The former is a procedure in which the cervix of the uterus is expanded or dilated so that the uterine lining (endometrium) can be removed with a spoon-shaped instrument called a curette.

Vacuum aspiration is a procedure where suction is used to gently pull out the foetus from the womb whilst under local anaesthesia.

Both procedures require special apparatus as well as highly trained personnel to carry them out safely.

Learn more about the human body.
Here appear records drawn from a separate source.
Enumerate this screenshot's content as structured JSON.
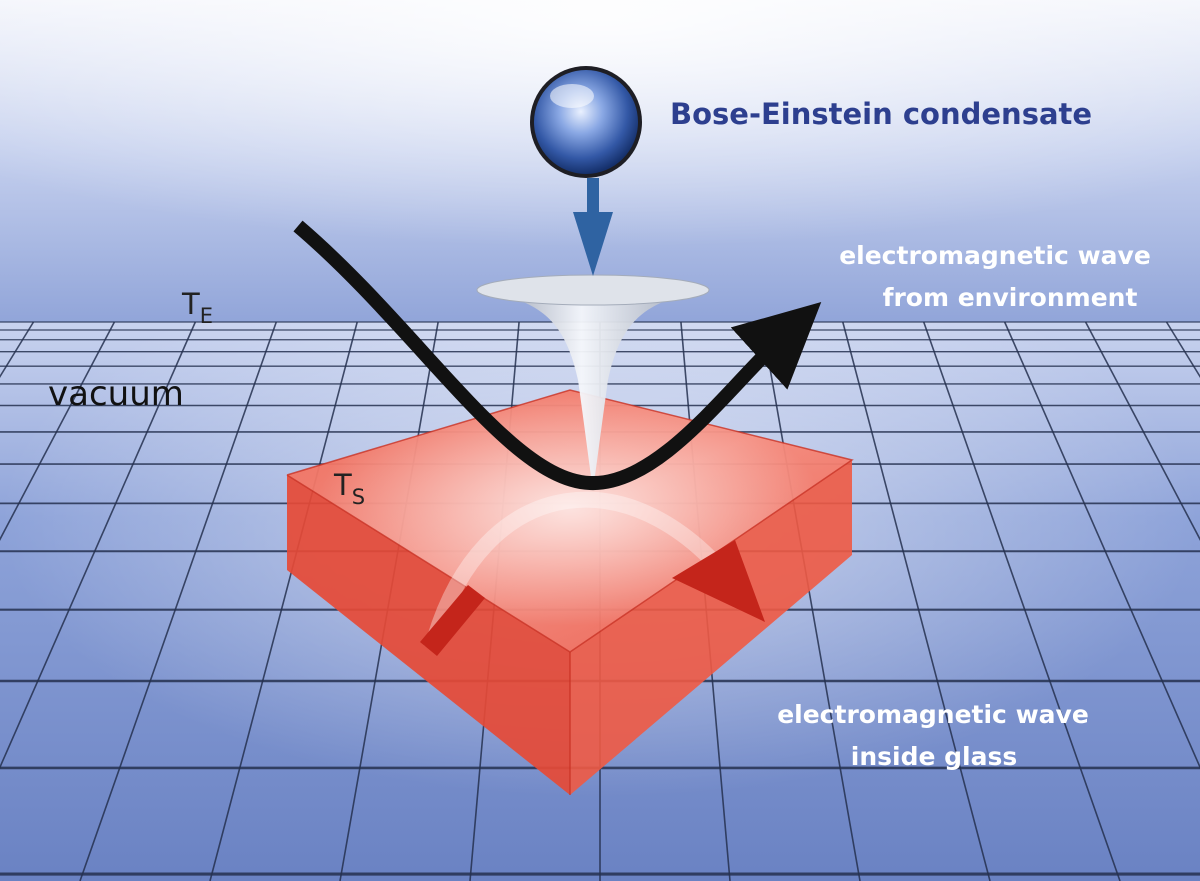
{
  "labels": {
    "condensate": "Bose-Einstein condensate",
    "wave_env_line1": "electromagnetic wave",
    "wave_env_line2": "from environment",
    "wave_glass_line1": "electromagnetic wave",
    "wave_glass_line2": "inside glass",
    "vacuum": "vacuum",
    "t_env_main": "T",
    "t_env_sub": "E",
    "t_surface_main": "T",
    "t_surface_sub": "S"
  },
  "colors": {
    "sky_top": "#f2f4fb",
    "sky_bottom": "#8fa3d8",
    "floor": "#7f96d0",
    "grid": "#24304f",
    "glass": "#f0523e",
    "glass_dark": "#d7392a",
    "condensate_blue": "#2f4f9a",
    "condensate_label": "#2d3f8f",
    "arrow_blue": "#2f63a2",
    "wave_black": "#111111",
    "white_text": "#ffffff"
  },
  "icons": {
    "condensate": "sphere-icon",
    "drop_arrow": "arrow-down-icon",
    "funnel": "funnel-icon",
    "wave_path": "curved-arrow-icon"
  }
}
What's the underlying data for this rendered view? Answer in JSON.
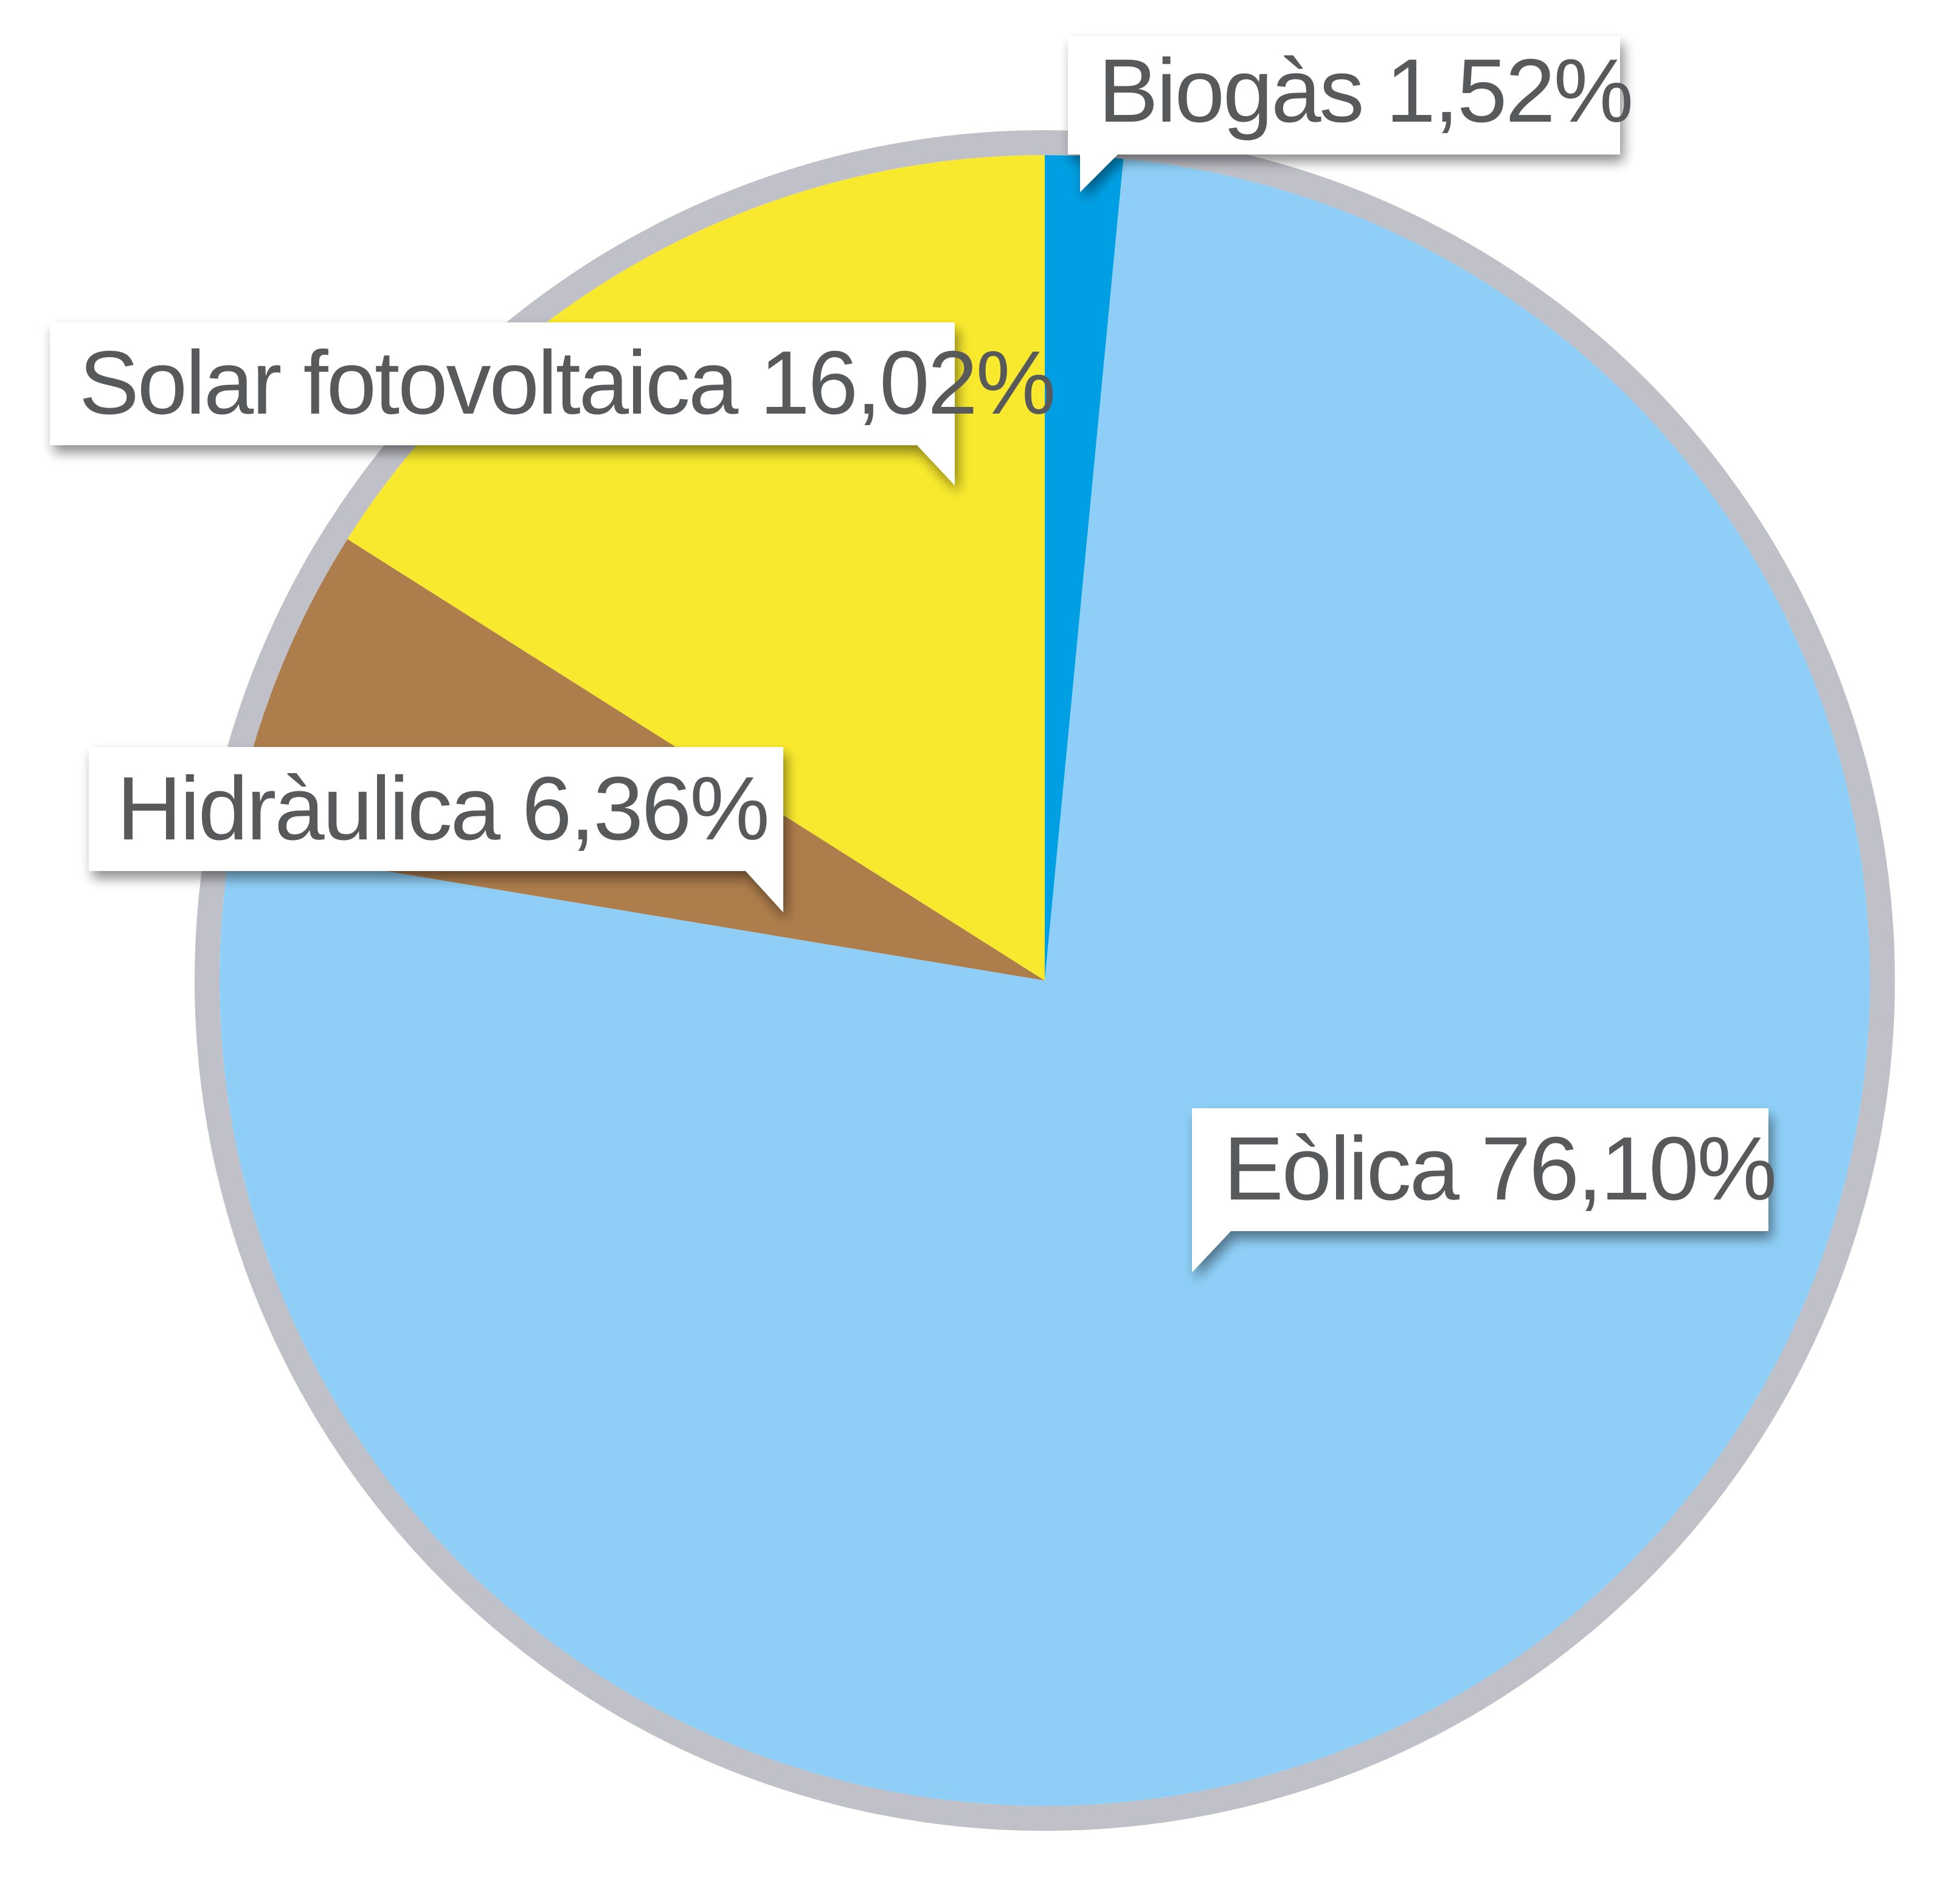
{
  "chart_data": {
    "type": "pie",
    "slices": [
      {
        "label": "Biogàs 1,52%",
        "value": 1.52,
        "color": "#009fe3"
      },
      {
        "label": "Eòlica 76,10%",
        "value": 76.1,
        "color": "#8fcff7"
      },
      {
        "label": "Hidràulica 6,36%",
        "value": 6.36,
        "color": "#ad7d4c"
      },
      {
        "label": "Solar fotovoltaica 16,02%",
        "value": 16.02,
        "color": "#f9e92e"
      }
    ],
    "ring_color": "#c0c1c8",
    "start": "top",
    "direction": "clockwise",
    "legend": "callouts"
  }
}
Specifically, the female body.

If you’ve read the chargesheet and are trying to create headlines that conjure up the image of a man pulling out a nearly-formed baby with his bare hands and attempting to flush it down the toilet, well, it’s time you went back to school.

The more likely scenario is that Jiah was four months pregnant when she took the pills, which is when an incomplete abortion might occur.

Only some news reports (like this one) say “four months” instead of four weeks. Did no one else think to verify this stuff before printing it, even if it’s the CBI chargesheet that might originally contain the error? Does no one know…basic science?

If you still don’t know enough about pregnancy, we’ll leave you with this nugget of info: at four months, a foetus is roughly the size of an orange.